FBW-Pressetext:
Die serbisch-französische Koproduktion erzählt die Geschichte eines Vaters, dem die gesamte Grundlage seiner Existenz geraubt wird. Als seine Kinder zu Pflegefamilien kommen sollen, unternimmt er einen Protestmarsch in die Hauptstadt, um für seine Familie zu kämpfen. Ein starker Film, der durch die Langsamkeit der Erzählung und die Konzentration auf die Figuren einen kraftvollen Sog entwickelt.
Während seines Kampfs gegen Windmühlen und um ein bisschen Normalität nordet die dokumentarisch anmutende Geschichte (Regie und Buch: Srdan Golubovi?) die Figur des Vaters immer wieder neu ein. Der Zuschauer begleitet den verzweifelten Mann auf seiner Reise und bei seinen teils beiläufigen, teils schicksalhaften Begegnungen. Die exzellente Kamera und der ruhige Schnitt erwecken einen kraftvollen Sog, der den Zuschauer trotz der Eintönigkeit des trostlosen Settings immer mehr in seinen Bann zieht. Im Spannungsverhältnis zwischen Ausweglosigkeit und Hoffnungsschimmer entwickelt VATER eine große Authentizität. In den Figuren und ihrem Verhalten spiegelt sich das ganze Spektrum der Gesellschaft. Und genau das macht den Film, der auf der Berlinale 2020 sowohl den Preis der Ökumenischen Jury als auch den Panorama-Publikumspreis erhalten hat, zu einem wichtigen und hochaktuellen gesellschaftspolitischen Kommentar.
FBW-Jury-Begründung:
Eine Frau versucht sich umzubringen - mitten auf dem Marktplatz eines serbischen Dorfs übergießt sie sich und ihre Kinder mit Benzin und zündet sich an.

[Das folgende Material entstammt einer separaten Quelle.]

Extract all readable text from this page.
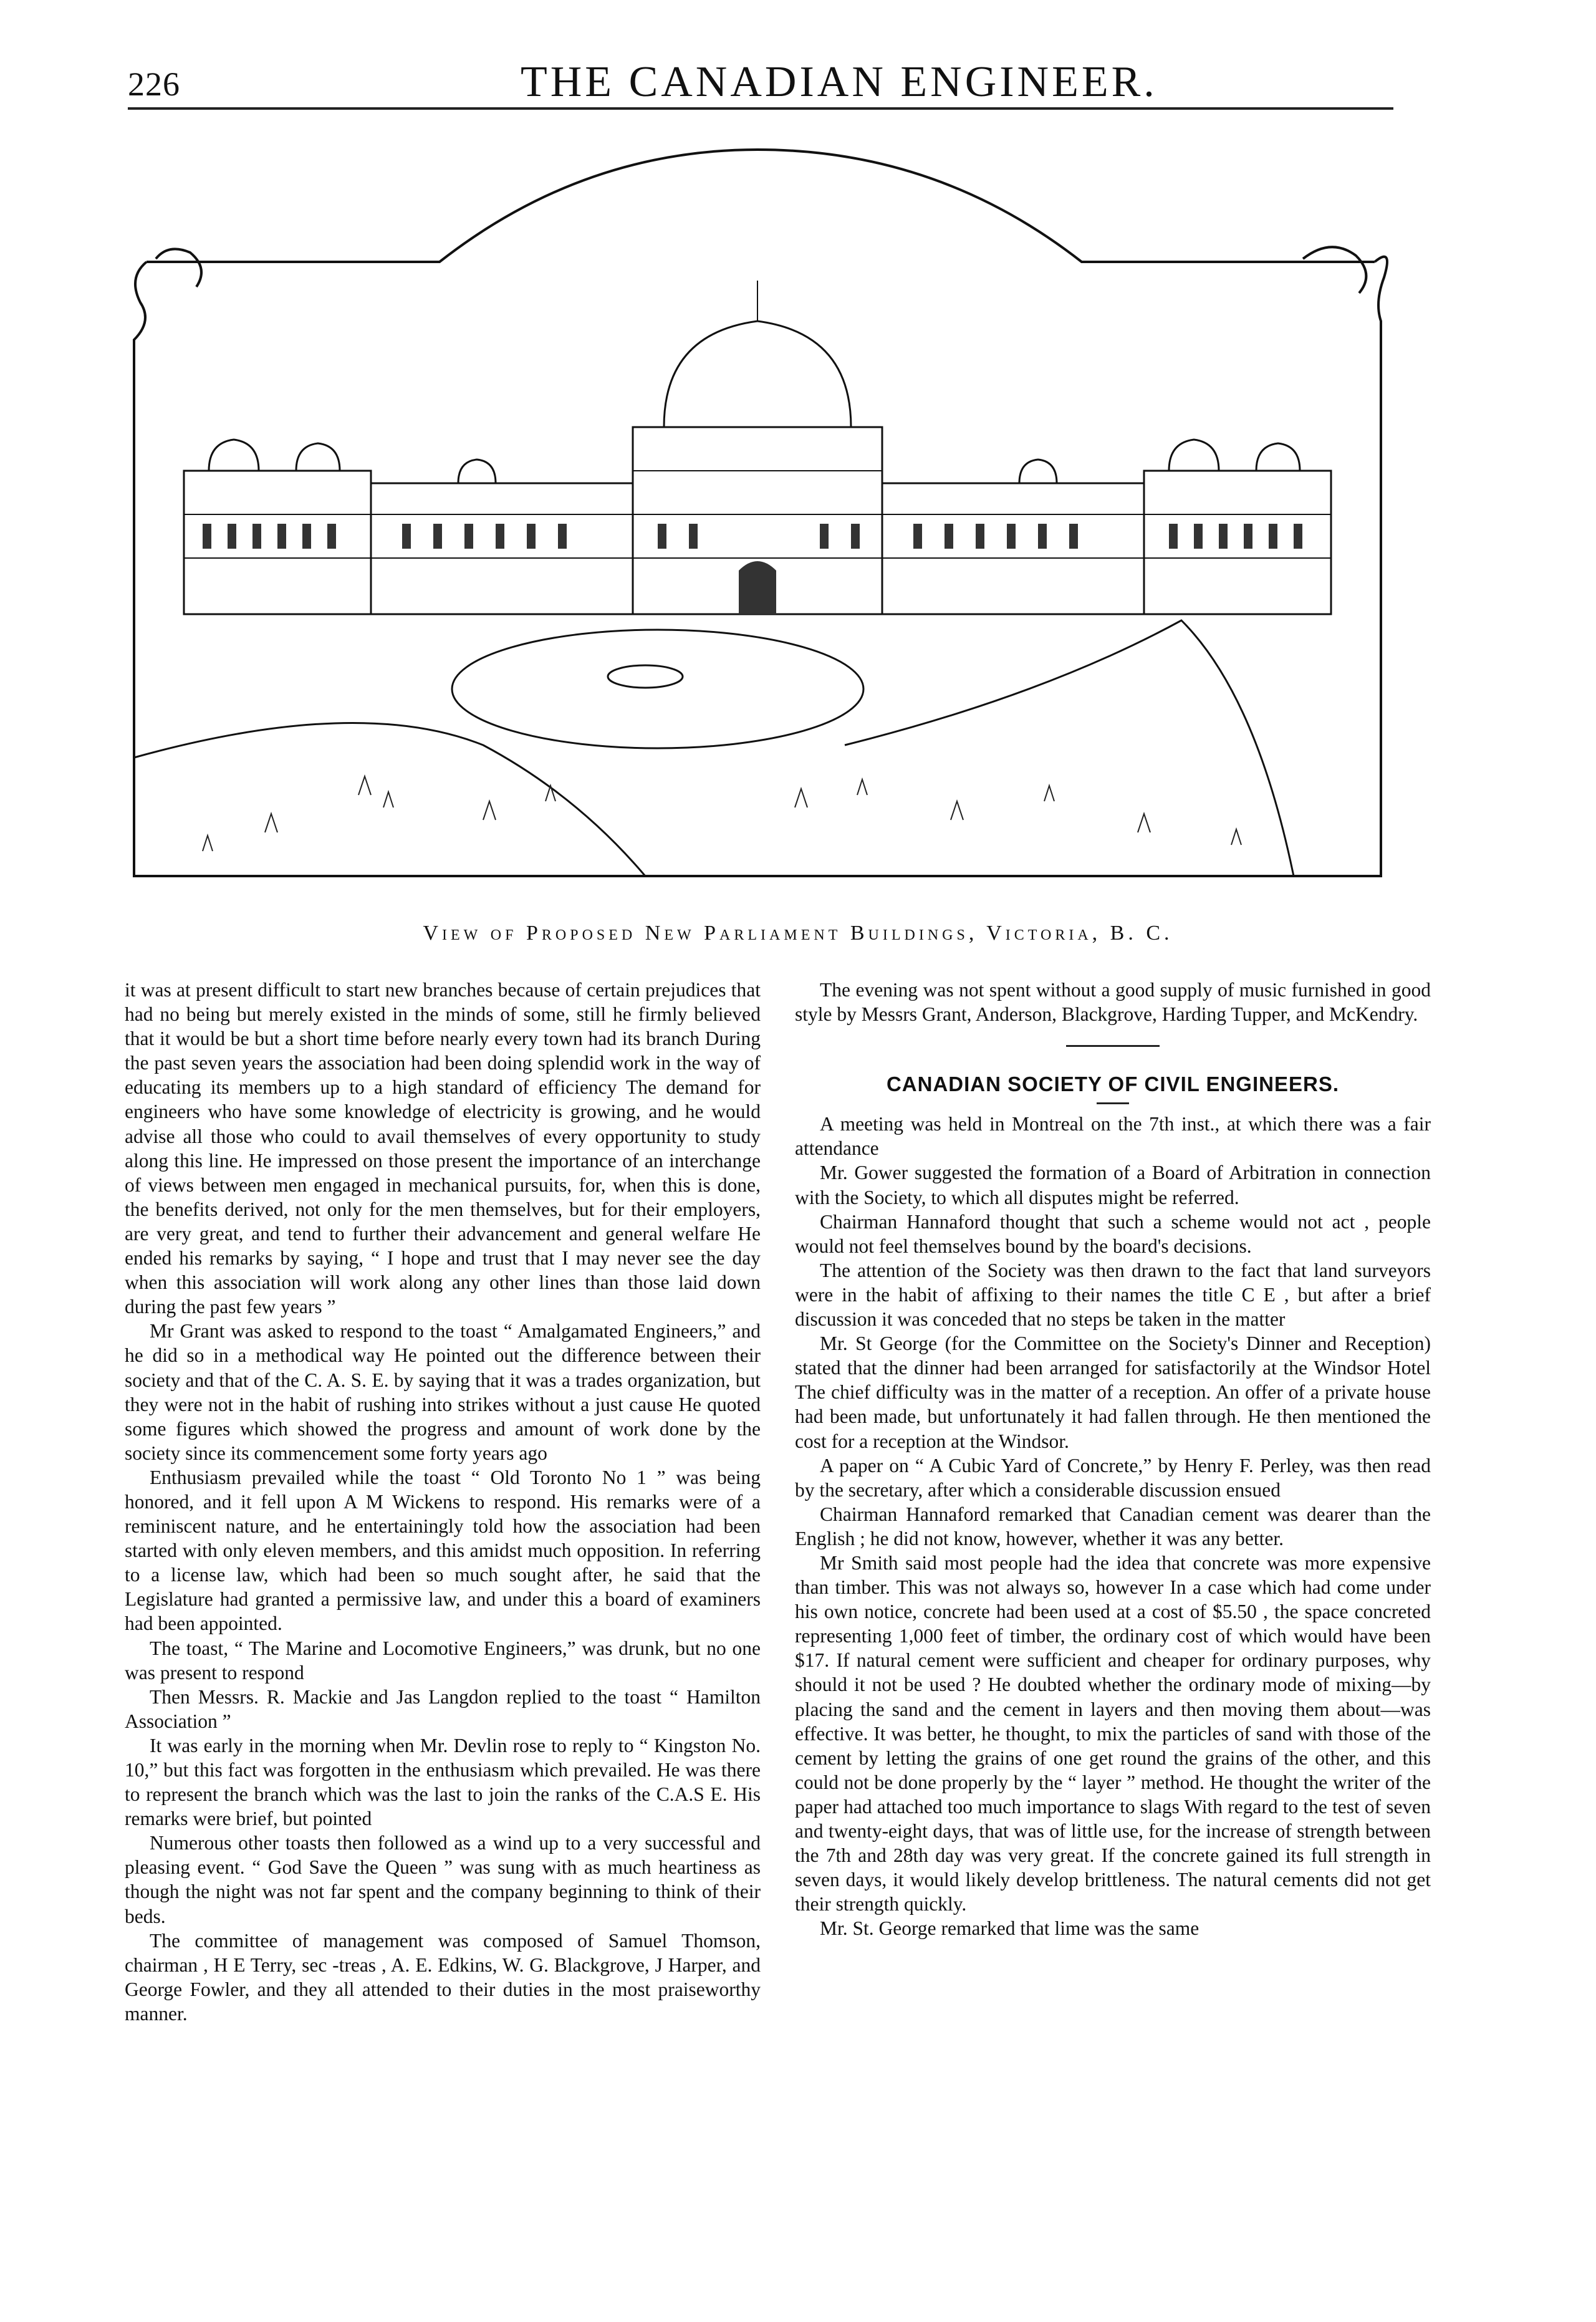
226	THE CANADIAN ENGINEER.
View of Proposed New Parliament Buildings, Victoria, B. C.

it was at present difficult to start new branches because of certain prejudices that had no being but merely existed in the minds of some, still he firmly believed that it would be but a short time before nearly every town had its branch During the past seven years the association had been doing splendid work in the way of educating its members up to a high standard of efficiency The demand for engineers who have some knowledge of electricity is growing, and he would advise all those who could to avail themselves of every opportunity to study along this line. He impressed on those present the importance of an interchange of views between men engaged in mechanical pursuits, for, when this is done, the benefits derived, not only for the men themselves, but for their employers, are very great, and tend to further their advancement and general welfare He ended his remarks by saying, “ I hope and trust that I may never see the day when this association will work along any other lines than those laid down during the past few years ”

Mr Grant was asked to respond to the toast “ Amalgamated Engineers,” and he did so in a methodical way He pointed out the difference between their society and that of the C. A. S. E. by saying that it was a trades organization, but they were not in the habit of rushing into strikes without a just cause He quoted some figures which showed the progress and amount of work done by the society since its commencement some forty years ago

Enthusiasm prevailed while the toast “ Old Toronto No 1 ” was being honored, and it fell upon A M Wickens to respond. His remarks were of a reminiscent nature, and he entertainingly told how the association had been started with only eleven members, and this amidst much opposition. In referring to a license law, which had been so much sought after, he said that the Legislature had granted a permissive law, and under this a board of examiners had been appointed.

The toast, “ The Marine and Locomotive Engineers,” was drunk, but no one was present to respond

Then Messrs. R. Mackie and Jas Langdon replied to the toast “ Hamilton Association ”

It was early in the morning when Mr. Devlin rose to reply to “ Kingston No. 10,” but this fact was forgotten in the enthusiasm which prevailed. He was there to represent the branch which was the last to join the ranks of the C.A.S E. His remarks were brief, but pointed

Numerous other toasts then followed as a wind up to a very successful and pleasing event. “ God Save the Queen ” was sung with as much heartiness as though the night was not far spent and the company beginning to think of their beds.

The committee of management was composed of Samuel Thomson, chairman , H E Terry, sec -treas , A. E. Edkins, W. G. Blackgrove, J Harper, and George Fowler, and they all attended to their duties in the most praiseworthy manner.

The evening was not spent without a good supply of music furnished in good style by Messrs Grant, Anderson, Blackgrove, Harding Tupper, and McKendry.

CANADIAN SOCIETY OF CIVIL ENGINEERS.

A meeting was held in Montreal on the 7th inst., at which there was a fair attendance

Mr. Gower suggested the formation of a Board of Arbitration in connection with the Society, to which all disputes might be referred.

Chairman Hannaford thought that such a scheme would not act , people would not feel themselves bound by the board's decisions.

The attention of the Society was then drawn to the fact that land surveyors were in the habit of affixing to their names the title C E , but after a brief discussion it was conceded that no steps be taken in the matter

Mr. St George (for the Committee on the Society's Dinner and Reception) stated that the dinner had been arranged for satisfactorily at the Windsor Hotel The chief difficulty was in the matter of a reception. An offer of a private house had been made, but unfortunately it had fallen through. He then mentioned the cost for a reception at the Windsor.

A paper on “ A Cubic Yard of Concrete,” by Henry F. Perley, was then read by the secretary, after which a considerable discussion ensued

Chairman Hannaford remarked that Canadian cement was dearer than the English ; he did not know, however, whether it was any better.

Mr Smith said most people had the idea that concrete was more expensive than timber. This was not always so, however In a case which had come under his own notice, concrete had been used at a cost of $5.50 , the space concreted representing 1,000 feet of timber, the ordinary cost of which would have been $17. If natural cement were sufficient and cheaper for ordinary purposes, why should it not be used ? He doubted whether the ordinary mode of mixing—by placing the sand and the cement in layers and then moving them about—was effective. It was better, he thought, to mix the particles of sand with those of the cement by letting the grains of one get round the grains of the other, and this could not be done properly by the “ layer ” method. He thought the writer of the paper had attached too much importance to slags With regard to the test of seven and twenty-eight days, that was of little use, for the increase of strength between the 7th and 28th day was very great. If the concrete gained its full strength in seven days, it would likely develop brittleness. The natural cements did not get their strength quickly.

Mr. St. George remarked that lime was the same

Es ist ein Protest gegen die Entlassung ihres Mannes, der dabei um seinen Lohn geprellt wurde. Während sie in der Klinik landet, werden ihrem Mann Nikola die Kinder weggenommen. Die sich zuständig erklärenden Behörden erklären, sein Haushalt - ohne Strom und ohne Warmwasser - sei zu arm, um Kinder zu erziehen. Man bringt die Kinder gegen Nikolas erklärten Willen bei einer Pflegefamilie unter. Doch auch als der Vater alles dafür tut, seinen armseligen Haushalt gepflegter und „kindgerechter“ einzurichten, verweigert man ihm die Rückkehr des eigenen Nachwuchses. Durch unnötige, der reinen Obstruktion dienende bürokratische Manöver macht man es ihm dazu noch schwer bis unmöglich, seine Kinder überhaupt zu sehen. Nikola möchte protestieren - doch was kann ein armer Mann wie er tun, um Aufmerksamkeit zu erregen? Er beschließt nach Belgrad zum Ministerium zu gehen, und da er keinerlei Mittel und deshalb auch kein Auto hat, geht er zu Fuß. Seine Reise wird zu einer Art Entdeckungsreise durch ein von Ungleichheit, Korruption und vielen weiteren Missständen geplagtes Land.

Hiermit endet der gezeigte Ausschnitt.